Drove north on the Looking Glass Hiway to St. Mary’s. There was still snow on the winding road that clung to the mountain although plenty of gravel had been put down. Nevertheless, it was a nail biter on a few curves, but the views were worth every bead of sweat. One could see across the valleys and lakes into a cluster of 10,000 foot high mountains. The air was clear and sunny and it made for some great pictures.
At St. Mary’s ranger station I was told that the ‘Going To The Sun Road’ would not be opened again this year. A great pit because it is the focal point of Glacier Park. So I drove up the 14 mile portion that was open and hiked the trails to St. Mary’s Falls and Virginia Falls. Only about 4 miles round trip but very pleasing. Virginia Falls is a couple of hundred feet high and cascades nicely down rock ledges after it leaves the pool. The highlight of the walk was finding fresh Grizzly bear footprints on the trail in the mud and in the fresh snow on the bridge by the falls. A ranger later confirmed they were Grizzly prints from my photos. .
A few more quick stops on the road to admire the mountains. There are about ten visible from this road to where it is closed. Each has a distinct shape and many of the names reflect this. I liked Little Big Chief and Fusillade, although Going To the Sun Mountain was the most impressive with its sheer cliffs and
Pointed peak. Building a road around this mountain was an engineering masterpiece especially in the 1930’s when it was completed. At the end of winter there are numerous avalanches that have to be cleared and up to 70 foot deep snowdrifts. Crews work from both side of the mountain till they meet.
Finished hiking about 4 PM and drove up to the crossroad of Babb.
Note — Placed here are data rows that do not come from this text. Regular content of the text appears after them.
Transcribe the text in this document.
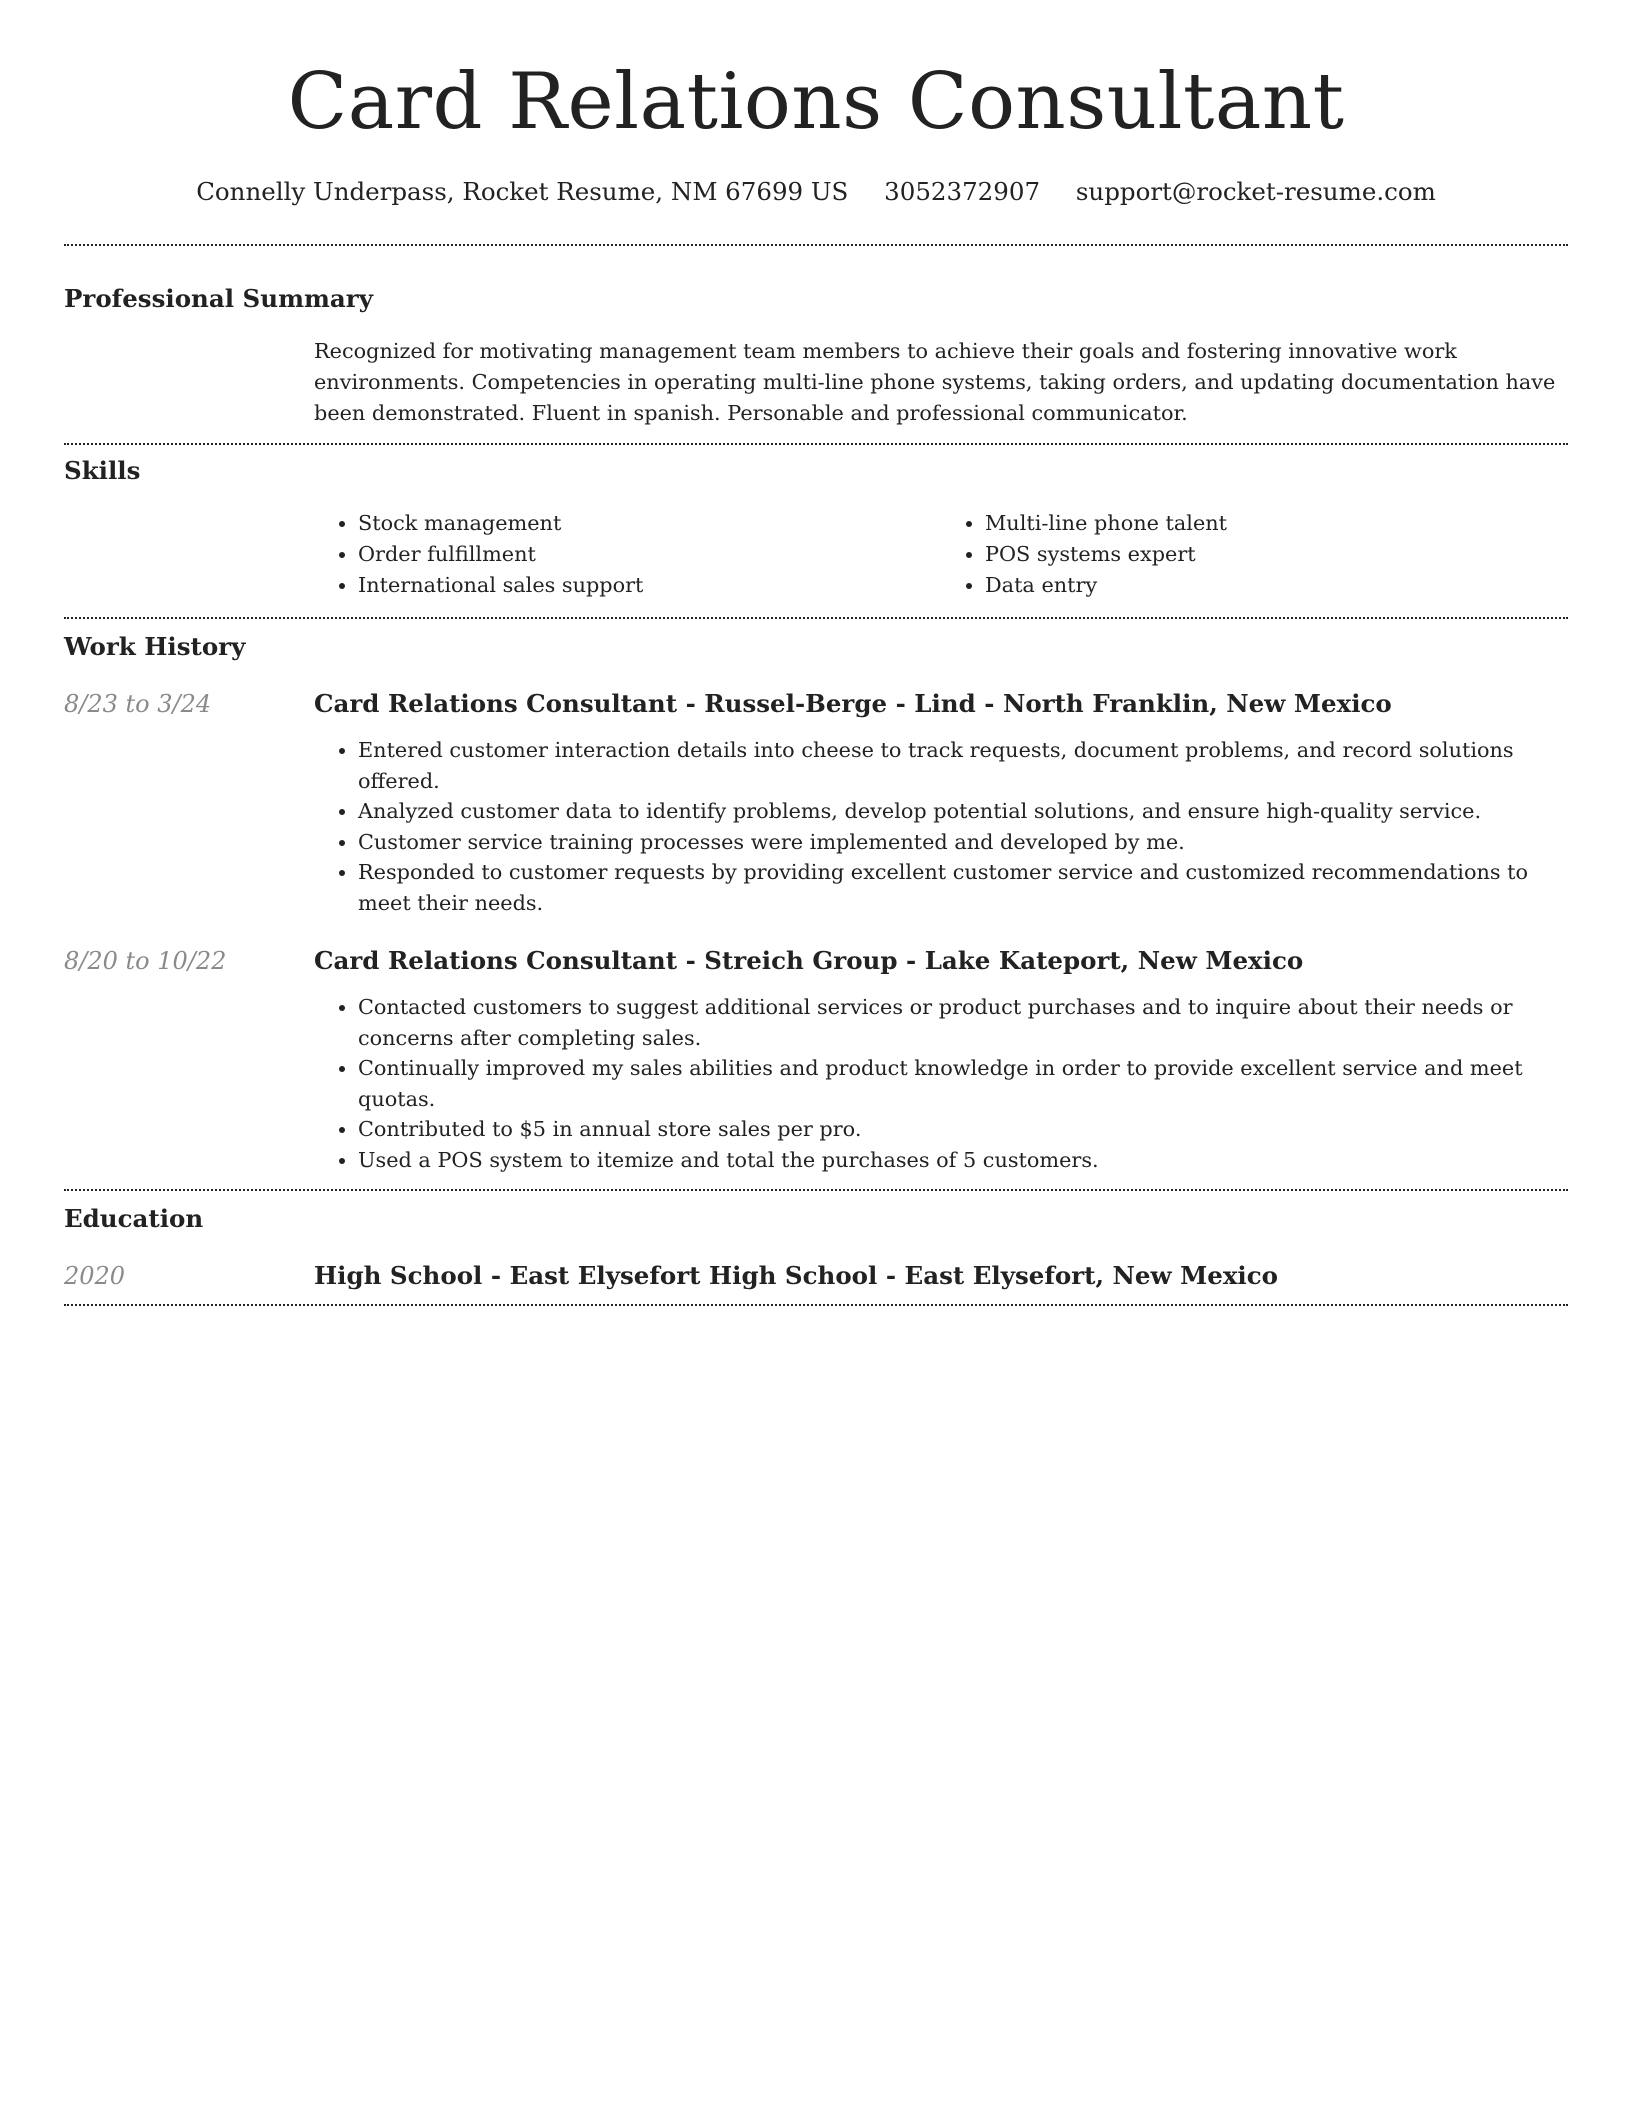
Card Relations Consultant
Connelly Underpass, Rocket Resume, NM 67699 US 3052372907 support@rocket-resume.com
Professional Summary

Recognized for motivating management team members to achieve their goals and fostering innovative work environments. Competencies in operating multi-line phone systems, taking orders, and updating documentation have been demonstrated. Fluent in spanish. Personable and professional communicator.

Skills
• Stock management
• Order fulfillment
• International sales support
• Multi-line phone talent
• POS systems expert
• Data entry
Work History
8/23 to 3/24	Card Relations Consultant - Russel-Berge - Lind - North Franklin, New Mexico
• Entered customer interaction details into cheese to track requests, document problems, and record solutions offered.
• Analyzed customer data to identify problems, develop potential solutions, and ensure high-quality service.
• Customer service training processes were implemented and developed by me.
• Responded to customer requests by providing excellent customer service and customized recommendations to meet their needs.
8/20 to 10/22	Card Relations Consultant - Streich Group - Lake Kateport, New Mexico
• Contacted customers to suggest additional services or product purchases and to inquire about their needs or concerns after completing sales.
• Continually improved my sales abilities and product knowledge in order to provide excellent service and meet quotas.
• Contributed to $5 in annual store sales per pro.
• Used a POS system to itemize and total the purchases of 5 customers.
Education
2020	High School - East Elysefort High School - East Elysefort, New Mexico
There is a famous Supper Club there that specializes in steak and seafood. The exterior of the building is somewhat non descript but the inside is resplendent in lacquered wood finishes and rock formations. Apparently is was rated as one of the top eatery attractions in one horse towns in USA. The owner was a little miffed when I unwittingly asked for a cheeseburger and fries to go. As I said the outside didn’t do the establishment justice. And perhaps my being sent across the road the Pizza and Burger joint, a giant bar and eatery, was a shame. Had the owner of Babb, s given me a tour of the place, explained its history and the menu specialties, I would have been willing to splurge on one of their famous steaks.
I settled into a $6 wilderness campsite at the Many Glacier park campground and got ready for a cold night. There was an enormous snow covered mountain rising right out of the campsite area and a strong wind was blowing up the valley. I picked a campsite sheltered by pines. Only half a dozen of the over 150 sites was occupied. The lodge across the road with hundreds of wooden cabins was already closed for the season. The general store was boarded up. Winter has already arrived here. Remote, wild and unpredictable. Really looking forward to my hike tomorrow.